Spelling Wizards has a cool name anyway, and I think it removes some of the confusion.

There will be 3 magical skills:

Conjuring - you can draw a number of letters, equal to the skill, from the bag.
Manipulation - you can manipulate a number of letters, in play, up to or equal to your skill.
Vanishing - you can make a number of letters disappear, equal to the rating of the skill.

Each character still has a magic pouch, where you place excess letters (drawn at the beginning of play and given for solving puzzles and beating creatures).

The main action is spelling words, but with the skills above, you can manipulate letters in all sorts of ways.

This way, the GM can actually place a GOBLIN into play, and say, OH NO, THE GOBLIN IS RUSHING TO ATTACK! Then, a spelling wizard could rearrange it to be something else, add letters, or make some disappear. So, one wizard says, I'll use my Vanishing of 3 to make three letters disappear, and he chooses LIN. Then, another wizard says, I'll rearrange it, and makes it say BOG! Now, it's not a GOBLIN any more, it's a BOG that they must cross.

Something like that anyway... and so I can have them come across a stream with a RIBEDG, and the kids can be like... what in the world is that? And they can solve the puzzle to get across the stream and so on.

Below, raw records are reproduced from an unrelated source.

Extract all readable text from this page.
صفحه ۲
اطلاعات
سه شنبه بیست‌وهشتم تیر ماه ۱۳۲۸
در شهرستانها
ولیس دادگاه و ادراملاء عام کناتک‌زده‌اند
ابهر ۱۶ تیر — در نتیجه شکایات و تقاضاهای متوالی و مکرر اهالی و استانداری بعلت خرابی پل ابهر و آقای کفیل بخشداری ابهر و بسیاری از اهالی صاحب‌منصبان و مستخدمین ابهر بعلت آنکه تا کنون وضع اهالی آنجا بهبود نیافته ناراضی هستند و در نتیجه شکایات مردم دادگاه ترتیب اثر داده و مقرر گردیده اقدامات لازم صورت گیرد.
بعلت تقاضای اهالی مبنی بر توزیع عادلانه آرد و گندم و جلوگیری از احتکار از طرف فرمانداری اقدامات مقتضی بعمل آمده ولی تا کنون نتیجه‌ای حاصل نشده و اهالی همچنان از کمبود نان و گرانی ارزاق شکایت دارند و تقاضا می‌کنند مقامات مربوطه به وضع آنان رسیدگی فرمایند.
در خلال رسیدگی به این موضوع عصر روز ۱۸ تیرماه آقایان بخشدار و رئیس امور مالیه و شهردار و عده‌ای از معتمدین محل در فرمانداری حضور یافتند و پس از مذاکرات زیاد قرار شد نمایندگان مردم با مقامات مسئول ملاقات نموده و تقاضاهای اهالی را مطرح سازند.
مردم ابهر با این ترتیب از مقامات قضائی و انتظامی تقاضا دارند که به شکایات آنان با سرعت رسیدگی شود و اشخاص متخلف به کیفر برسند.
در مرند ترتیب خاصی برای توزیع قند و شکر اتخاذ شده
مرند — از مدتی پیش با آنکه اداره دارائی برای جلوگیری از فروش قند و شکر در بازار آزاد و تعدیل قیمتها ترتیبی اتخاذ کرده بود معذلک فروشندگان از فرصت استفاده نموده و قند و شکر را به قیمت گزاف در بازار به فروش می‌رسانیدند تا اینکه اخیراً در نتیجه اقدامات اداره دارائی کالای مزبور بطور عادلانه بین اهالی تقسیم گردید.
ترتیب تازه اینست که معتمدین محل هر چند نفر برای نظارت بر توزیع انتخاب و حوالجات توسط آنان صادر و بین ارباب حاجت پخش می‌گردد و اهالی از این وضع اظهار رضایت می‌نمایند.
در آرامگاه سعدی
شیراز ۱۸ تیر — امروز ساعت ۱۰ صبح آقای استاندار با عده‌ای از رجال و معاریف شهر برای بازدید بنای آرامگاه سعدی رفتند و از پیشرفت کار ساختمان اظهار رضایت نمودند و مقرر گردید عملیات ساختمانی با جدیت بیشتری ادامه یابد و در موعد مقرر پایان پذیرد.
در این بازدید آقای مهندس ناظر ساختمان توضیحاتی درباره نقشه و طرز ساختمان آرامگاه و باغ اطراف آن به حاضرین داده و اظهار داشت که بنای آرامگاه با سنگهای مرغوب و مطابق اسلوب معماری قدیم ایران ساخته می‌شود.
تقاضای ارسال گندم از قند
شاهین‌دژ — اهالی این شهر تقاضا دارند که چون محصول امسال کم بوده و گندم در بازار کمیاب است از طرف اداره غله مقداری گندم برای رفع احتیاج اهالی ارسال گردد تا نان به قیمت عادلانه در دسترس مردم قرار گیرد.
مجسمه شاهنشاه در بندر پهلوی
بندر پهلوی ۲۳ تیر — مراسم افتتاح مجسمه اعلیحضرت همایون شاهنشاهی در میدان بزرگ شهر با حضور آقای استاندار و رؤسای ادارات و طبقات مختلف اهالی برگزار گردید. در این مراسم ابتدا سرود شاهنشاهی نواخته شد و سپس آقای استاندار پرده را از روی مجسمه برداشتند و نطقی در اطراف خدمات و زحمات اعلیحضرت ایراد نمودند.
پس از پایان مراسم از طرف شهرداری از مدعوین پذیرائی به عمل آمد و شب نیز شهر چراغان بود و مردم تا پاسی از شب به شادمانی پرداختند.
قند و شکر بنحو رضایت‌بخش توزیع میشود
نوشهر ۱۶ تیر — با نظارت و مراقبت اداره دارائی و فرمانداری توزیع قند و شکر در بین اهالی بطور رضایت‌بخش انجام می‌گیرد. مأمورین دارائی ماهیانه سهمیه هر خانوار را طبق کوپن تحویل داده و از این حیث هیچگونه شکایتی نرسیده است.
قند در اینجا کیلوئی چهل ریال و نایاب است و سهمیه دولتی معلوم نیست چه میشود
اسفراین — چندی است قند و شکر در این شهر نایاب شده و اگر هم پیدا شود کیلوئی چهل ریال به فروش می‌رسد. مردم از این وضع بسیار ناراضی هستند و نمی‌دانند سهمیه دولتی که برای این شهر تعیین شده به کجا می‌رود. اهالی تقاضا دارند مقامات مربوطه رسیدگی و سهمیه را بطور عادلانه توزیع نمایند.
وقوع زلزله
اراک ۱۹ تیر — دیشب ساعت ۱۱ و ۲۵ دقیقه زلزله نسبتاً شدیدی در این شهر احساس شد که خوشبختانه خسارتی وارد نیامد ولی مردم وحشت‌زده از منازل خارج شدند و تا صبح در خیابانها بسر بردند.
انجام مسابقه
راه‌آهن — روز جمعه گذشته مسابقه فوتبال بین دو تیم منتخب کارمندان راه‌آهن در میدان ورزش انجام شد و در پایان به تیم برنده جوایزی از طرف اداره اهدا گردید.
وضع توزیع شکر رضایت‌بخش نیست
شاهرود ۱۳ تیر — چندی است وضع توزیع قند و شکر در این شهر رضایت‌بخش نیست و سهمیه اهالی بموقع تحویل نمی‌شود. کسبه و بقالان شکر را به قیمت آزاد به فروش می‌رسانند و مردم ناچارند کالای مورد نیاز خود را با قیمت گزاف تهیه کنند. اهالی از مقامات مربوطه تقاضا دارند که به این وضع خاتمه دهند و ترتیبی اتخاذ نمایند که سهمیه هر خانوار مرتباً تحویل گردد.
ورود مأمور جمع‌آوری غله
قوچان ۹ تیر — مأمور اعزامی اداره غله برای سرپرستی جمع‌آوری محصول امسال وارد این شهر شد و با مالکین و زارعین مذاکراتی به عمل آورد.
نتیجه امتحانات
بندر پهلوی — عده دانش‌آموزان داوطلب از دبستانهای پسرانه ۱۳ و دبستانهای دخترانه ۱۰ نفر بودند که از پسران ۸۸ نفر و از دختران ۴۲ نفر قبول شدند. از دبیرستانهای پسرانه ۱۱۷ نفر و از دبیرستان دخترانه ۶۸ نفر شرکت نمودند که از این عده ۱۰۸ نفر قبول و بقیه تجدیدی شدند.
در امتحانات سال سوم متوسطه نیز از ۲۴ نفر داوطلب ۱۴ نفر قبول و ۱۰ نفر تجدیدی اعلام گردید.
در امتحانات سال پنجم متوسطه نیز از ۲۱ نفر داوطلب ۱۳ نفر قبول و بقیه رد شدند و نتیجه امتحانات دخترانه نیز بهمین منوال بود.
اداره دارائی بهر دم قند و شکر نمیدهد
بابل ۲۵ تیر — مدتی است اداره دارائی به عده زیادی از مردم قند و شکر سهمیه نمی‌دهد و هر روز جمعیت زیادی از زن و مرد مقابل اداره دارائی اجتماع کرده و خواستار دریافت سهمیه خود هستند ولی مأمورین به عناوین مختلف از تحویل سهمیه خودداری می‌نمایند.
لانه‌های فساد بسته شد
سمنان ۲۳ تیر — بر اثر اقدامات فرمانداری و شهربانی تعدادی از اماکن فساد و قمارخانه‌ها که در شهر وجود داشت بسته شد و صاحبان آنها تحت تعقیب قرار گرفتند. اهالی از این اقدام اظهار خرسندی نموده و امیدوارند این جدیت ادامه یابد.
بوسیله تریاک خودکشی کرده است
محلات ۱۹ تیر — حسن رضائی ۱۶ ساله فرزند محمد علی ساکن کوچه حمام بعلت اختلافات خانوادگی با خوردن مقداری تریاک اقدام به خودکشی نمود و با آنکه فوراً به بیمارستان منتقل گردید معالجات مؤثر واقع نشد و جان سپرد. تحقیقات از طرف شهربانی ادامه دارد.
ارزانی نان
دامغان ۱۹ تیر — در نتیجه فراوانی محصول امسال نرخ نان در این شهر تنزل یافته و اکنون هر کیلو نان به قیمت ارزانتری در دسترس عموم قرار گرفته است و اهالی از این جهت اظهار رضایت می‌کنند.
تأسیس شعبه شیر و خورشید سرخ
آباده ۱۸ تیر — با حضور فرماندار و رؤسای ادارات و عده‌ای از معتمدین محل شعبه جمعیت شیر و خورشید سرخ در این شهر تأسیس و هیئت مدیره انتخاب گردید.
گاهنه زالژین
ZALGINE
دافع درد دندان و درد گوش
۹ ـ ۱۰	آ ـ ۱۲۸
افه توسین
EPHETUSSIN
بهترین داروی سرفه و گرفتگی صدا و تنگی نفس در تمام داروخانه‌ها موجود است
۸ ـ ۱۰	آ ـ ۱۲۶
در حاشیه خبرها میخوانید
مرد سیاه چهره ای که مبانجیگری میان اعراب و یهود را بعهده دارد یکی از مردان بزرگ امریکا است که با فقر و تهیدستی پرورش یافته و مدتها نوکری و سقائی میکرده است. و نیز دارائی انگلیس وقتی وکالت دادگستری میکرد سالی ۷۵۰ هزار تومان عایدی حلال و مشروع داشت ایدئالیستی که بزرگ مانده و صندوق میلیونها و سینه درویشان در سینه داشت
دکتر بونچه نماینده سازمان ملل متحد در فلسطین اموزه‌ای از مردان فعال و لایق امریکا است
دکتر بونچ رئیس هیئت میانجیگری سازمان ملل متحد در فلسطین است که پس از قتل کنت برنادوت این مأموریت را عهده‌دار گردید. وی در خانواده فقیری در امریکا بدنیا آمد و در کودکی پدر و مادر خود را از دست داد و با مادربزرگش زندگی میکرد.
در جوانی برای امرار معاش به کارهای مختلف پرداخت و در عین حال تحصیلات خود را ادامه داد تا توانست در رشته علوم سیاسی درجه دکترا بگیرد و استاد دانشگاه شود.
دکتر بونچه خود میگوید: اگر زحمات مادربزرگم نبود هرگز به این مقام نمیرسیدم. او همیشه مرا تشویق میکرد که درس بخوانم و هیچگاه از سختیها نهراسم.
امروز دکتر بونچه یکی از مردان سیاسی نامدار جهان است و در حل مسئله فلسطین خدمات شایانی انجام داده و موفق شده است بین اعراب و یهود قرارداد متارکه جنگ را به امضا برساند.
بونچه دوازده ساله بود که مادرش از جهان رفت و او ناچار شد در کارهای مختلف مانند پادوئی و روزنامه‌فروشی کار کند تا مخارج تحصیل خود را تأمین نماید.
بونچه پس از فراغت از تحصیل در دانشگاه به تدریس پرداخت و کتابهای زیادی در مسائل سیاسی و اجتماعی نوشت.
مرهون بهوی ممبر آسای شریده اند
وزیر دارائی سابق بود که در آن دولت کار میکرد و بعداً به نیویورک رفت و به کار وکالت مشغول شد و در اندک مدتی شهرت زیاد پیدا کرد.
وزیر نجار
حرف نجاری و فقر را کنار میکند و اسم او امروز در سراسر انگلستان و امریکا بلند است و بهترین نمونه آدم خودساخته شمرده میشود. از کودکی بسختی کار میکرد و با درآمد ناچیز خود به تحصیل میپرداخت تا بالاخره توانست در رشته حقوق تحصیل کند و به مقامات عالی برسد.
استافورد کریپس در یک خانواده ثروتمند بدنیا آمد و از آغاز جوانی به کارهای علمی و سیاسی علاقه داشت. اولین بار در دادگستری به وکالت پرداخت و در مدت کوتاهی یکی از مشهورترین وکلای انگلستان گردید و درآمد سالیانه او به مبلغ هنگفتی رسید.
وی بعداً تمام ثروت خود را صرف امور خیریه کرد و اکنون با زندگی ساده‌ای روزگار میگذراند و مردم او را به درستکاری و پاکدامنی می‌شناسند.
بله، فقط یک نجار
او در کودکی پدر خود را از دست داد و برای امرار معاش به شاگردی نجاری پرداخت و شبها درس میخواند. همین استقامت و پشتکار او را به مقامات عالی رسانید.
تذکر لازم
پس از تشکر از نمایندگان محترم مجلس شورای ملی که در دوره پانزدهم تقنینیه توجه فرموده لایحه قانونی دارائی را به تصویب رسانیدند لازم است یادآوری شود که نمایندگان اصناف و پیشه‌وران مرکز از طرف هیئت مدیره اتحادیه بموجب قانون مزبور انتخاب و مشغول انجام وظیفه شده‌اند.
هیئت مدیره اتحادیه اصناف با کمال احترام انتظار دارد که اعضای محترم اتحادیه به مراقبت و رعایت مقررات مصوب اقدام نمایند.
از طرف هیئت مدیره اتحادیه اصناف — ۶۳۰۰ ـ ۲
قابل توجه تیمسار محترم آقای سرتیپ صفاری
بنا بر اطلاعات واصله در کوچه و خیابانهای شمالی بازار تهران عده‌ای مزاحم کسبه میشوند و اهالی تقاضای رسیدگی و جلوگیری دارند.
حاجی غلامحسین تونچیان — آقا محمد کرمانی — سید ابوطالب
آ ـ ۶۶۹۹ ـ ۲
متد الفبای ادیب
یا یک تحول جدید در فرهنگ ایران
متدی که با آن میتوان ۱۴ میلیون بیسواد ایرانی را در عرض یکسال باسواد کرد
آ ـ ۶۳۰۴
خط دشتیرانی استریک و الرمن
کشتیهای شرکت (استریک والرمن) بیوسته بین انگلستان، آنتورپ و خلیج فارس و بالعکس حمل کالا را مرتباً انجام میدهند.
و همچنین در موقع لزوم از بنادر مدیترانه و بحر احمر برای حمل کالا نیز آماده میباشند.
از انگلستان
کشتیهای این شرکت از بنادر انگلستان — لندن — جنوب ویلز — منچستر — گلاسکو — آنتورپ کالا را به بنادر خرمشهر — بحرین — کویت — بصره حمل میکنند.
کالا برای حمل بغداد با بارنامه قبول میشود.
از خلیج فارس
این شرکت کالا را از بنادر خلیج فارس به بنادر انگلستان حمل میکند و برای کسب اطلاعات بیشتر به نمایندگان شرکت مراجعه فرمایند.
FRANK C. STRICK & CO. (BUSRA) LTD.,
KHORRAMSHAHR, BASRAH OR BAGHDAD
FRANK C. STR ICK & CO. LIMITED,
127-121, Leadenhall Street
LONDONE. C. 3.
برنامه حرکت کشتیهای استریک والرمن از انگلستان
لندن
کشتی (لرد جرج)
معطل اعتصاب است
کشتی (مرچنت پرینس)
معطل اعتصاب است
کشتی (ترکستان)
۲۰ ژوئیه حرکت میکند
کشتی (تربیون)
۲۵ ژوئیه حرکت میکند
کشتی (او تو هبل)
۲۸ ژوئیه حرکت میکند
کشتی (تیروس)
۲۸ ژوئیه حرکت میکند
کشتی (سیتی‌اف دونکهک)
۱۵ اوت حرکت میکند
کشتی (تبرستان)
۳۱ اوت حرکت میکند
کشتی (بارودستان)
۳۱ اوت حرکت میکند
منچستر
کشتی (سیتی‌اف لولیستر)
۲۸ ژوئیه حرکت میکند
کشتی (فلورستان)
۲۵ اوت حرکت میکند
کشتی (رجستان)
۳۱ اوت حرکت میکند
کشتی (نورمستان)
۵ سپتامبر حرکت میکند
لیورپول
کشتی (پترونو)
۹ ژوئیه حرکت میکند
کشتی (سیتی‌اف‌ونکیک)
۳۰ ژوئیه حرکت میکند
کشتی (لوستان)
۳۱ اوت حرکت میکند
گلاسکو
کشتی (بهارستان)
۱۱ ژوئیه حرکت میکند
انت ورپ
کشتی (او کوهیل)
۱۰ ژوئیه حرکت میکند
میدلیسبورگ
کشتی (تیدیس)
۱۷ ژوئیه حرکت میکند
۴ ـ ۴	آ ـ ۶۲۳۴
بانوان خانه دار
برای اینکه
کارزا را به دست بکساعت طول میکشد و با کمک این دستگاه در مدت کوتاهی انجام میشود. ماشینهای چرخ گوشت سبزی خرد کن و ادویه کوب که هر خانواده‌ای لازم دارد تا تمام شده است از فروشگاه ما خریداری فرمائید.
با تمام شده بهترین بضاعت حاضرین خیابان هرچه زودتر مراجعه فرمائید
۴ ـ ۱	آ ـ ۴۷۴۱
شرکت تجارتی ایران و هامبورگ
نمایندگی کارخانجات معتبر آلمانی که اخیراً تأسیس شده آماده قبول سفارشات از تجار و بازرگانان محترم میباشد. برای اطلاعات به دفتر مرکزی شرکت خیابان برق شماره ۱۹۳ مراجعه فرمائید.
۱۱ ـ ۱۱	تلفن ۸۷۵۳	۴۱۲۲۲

That's a rough writeup, but I think it's simpler and helps kids learn how to spell in many, many different ways. Plus, it could be a hell of a drinking game with adults.

But what about...

If you have a wizard that has:

  • Conjuring: 3
  • Manipulation: 1
  • Vanishing: 3

Could said wizard search for an F, an L, and a Y from his sack to FLY across the stream? Or would that fail because FLY is shorter than stream or RIBEDG?

Could said wizard vanish R, B, and E and manipulate the I to DIG under the stream?

Certainly said wizard could not build a BRIDGE because his manipulation is too low.

But what if he could build the bridge, what would happen to the BRIDGE after he crossed it? Would it all go into the wizard's pouch? What if the wizard had to DIG, would only that go in the wizard's pouch?

Wouldn't these new rules make it much easier to defeat monsters? Someone who's facing a TROLL to cross a bridge would never vanish the R, because then he'd still have to pay a TOLL. He would always vanish the T, so he could eat the ROLL.

long lost wordier

I liked the wordier of the previous version. Couldn't you throw that back in as the brute force style?

Also, I think combat vs puzzles should be handled differently. Puzzles you can spell around, monsters have to be out spelled.

Sheikh's dig under the bridge would work, or even fly over the stream since it makes sense.

And I could see a bonus for using Z,X,Q.

Triple Word Score!!

I'm all for games that teach kids to spell. there are enough adults who can't, and I see most of their mistakes at work.

However, in response to Decreased, why shouldn't guile work just as well for a warrior as it should for a wizard. While it could be argued that warriors don't use spells, and wizards don't use swords (we have accepted that one for a long time with D&D), intelligence can be used by either. This would mean that Swords and Spelling could need up to three different mechanics: one for beating up monsters with swords, one for defeating them with magic, and one for using intelligence to outwit them. Otherwise, you could have characters treading on each other's toes too much.

I'm not sure you can do that much with scrabble letters.